Juan José Narciso Chúa
El Estado y sus instituciones han pasado por uno de los períodos de mayor deterioro en su historia reciente, ello no significa que el mismo había sido anteriormente, sujeto de un proceso continuo de construcción paulatina y seria. Desafortunadamente no es así, las instituciones del Gobierno y el propio Estado con sus poderes ha venido sufriendo un proceso de erosión permanente, en donde la corrupción, el tráfico de influencias, las decisiones, resoluciones, sentencias y todo su trabajo ha sido caracterizado por presiones e influencias externas, que no permiten que sus instituciones se conviertan en entidades serias, responsables, eficientes y fuertes, sino por el contrario, las han debilitado con actuaciones irresponsables e indignas.
Por supuesto que lo que ocurrió durante el régimen de Otto Pérez fue realmente la expresión más vergonzosa de la conducción de las instituciones, en donde las mismas fueron entronizadas por personas que llevaban por consigna el aprovechamiento total de las mismas, para enriquecerse en un primer objetivo, pero también para convertirlas en organizaciones porosas, vulnerables y puestas a la disposición de intereses particulares, a presiones fácticas, a decisiones sesgadas que convirtieron al propio Estado en espacios de corrupción permanente, con un descaro apabullante y que hoy nos dejan un legado para la vergüenza.
Unas hicieron todo por convertirlas en auténticos espacios para generar fortunas derivadas del ilícito a través de prácticas corruptas permanentes, para lo cual organizaron esquemas de funcionamiento en donde desde la cabeza hasta el último peldaño institucional estaba «tomado» por personas que sabían a qué llegaban, con la connivencia de ministros y secretarios hicieron y tomaron todas las decisiones para que cualquier negocio se convirtiera en fuente de corrupción, mientras que en la cúspide del Estado se regodeaban y frotaban las manos al ver engrosar sus fortunas y billeteras.

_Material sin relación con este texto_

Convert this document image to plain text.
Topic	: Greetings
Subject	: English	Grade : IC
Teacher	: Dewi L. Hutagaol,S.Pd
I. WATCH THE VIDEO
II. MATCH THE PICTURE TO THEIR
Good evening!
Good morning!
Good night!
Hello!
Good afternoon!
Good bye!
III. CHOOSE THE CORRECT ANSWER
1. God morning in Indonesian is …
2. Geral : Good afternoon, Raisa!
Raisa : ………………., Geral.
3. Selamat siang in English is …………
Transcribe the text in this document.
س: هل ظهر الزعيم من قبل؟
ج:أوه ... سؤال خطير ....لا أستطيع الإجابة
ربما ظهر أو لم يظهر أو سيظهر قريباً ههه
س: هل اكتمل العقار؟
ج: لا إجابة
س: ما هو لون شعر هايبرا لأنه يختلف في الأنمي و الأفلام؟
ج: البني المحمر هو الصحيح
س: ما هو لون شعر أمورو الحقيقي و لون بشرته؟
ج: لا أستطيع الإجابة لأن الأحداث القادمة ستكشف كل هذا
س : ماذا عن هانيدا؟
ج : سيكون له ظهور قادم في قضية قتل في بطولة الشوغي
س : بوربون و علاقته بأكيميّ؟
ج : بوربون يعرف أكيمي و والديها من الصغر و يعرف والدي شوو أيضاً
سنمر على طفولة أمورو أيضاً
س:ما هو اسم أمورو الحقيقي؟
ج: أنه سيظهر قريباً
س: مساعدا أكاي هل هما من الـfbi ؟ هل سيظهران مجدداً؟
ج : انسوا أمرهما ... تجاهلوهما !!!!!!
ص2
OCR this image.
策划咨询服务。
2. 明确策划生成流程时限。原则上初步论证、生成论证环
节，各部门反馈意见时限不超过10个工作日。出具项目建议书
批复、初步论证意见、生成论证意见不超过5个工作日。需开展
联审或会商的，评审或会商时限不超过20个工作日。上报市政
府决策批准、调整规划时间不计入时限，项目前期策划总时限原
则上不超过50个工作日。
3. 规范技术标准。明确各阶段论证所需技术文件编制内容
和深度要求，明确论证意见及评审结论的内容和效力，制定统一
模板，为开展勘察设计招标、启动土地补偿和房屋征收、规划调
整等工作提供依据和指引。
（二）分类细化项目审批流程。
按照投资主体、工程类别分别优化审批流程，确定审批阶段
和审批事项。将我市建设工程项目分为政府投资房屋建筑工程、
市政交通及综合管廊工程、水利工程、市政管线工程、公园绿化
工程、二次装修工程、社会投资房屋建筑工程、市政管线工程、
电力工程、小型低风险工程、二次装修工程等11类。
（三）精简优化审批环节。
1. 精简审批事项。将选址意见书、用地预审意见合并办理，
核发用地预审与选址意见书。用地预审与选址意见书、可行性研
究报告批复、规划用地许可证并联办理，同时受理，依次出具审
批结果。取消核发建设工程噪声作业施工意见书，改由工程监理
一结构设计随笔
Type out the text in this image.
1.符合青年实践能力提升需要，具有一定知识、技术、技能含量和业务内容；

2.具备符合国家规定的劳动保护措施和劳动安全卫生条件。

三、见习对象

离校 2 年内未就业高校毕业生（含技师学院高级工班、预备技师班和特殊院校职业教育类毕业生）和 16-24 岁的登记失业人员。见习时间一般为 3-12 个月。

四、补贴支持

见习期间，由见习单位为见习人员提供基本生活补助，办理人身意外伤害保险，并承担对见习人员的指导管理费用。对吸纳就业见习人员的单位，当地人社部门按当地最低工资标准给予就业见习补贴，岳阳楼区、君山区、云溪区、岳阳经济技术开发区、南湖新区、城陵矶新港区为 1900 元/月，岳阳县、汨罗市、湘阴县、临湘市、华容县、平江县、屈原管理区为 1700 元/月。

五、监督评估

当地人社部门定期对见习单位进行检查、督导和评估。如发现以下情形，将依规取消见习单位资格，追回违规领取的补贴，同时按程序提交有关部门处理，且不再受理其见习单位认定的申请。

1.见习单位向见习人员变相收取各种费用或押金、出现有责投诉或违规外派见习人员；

Otras entidades se convirtieron en espacios blandos para permitir la entronización y operación de capitales foráneos para que las operaciones extractivas tuvieran toda la disponibilidad institucional sin ningún problema, a cambio de jugosas prebendas que se transaban con la máxima autoridad, quién sin la menor dignidad entregaba al país sus recursos más importantes y estratégicos.
Hasta acá, todo el legado de un gobierno de la vergüenza, como fue el de Pérez y Baldetti. Así llegó la transición, con buenos augurios, con buenos nombramientos al inicio, pero que en su segunda ola ya llegaron los impresentables, como el caso del actual Ministro de Economía, quién sin el menor miramiento, sin el más mínimo de vergüenza y con poca dignidad, presenta una iniciativa de ley cuestionable, junto con prominentes miembros del sector privado al Congreso de la República, mostrando que la reiteración del absurdo, no termina en un régimen de transición, ni tampoco abre el espacio para una gestión decente e independiente. Por el contrario el actual ministro no sólo presenta la iniciativa de ley que implica una serie de efectos e impactos en la recaudación, sin ni siquiera escuchar a la SAT, simplemente con el argumento de «no hay tiempo».
Presuroso él para responder a sus intereses sectoriales, ágil él para mostrar que sigue siendo de ellos y no de la ciudadanía, ignorante él para decir que no hay tiempo para consultarle a la autoridad tributaria, desvergonzado él para convertirse en un ministro de las maquilas y no del país, indigno él para mostrar nuevamente que siempre habrá funcionarios plegados a intereses, a pesar de la oportunidad de la transición. Una muestra palpable de la reiteración compulsiva del absurdo.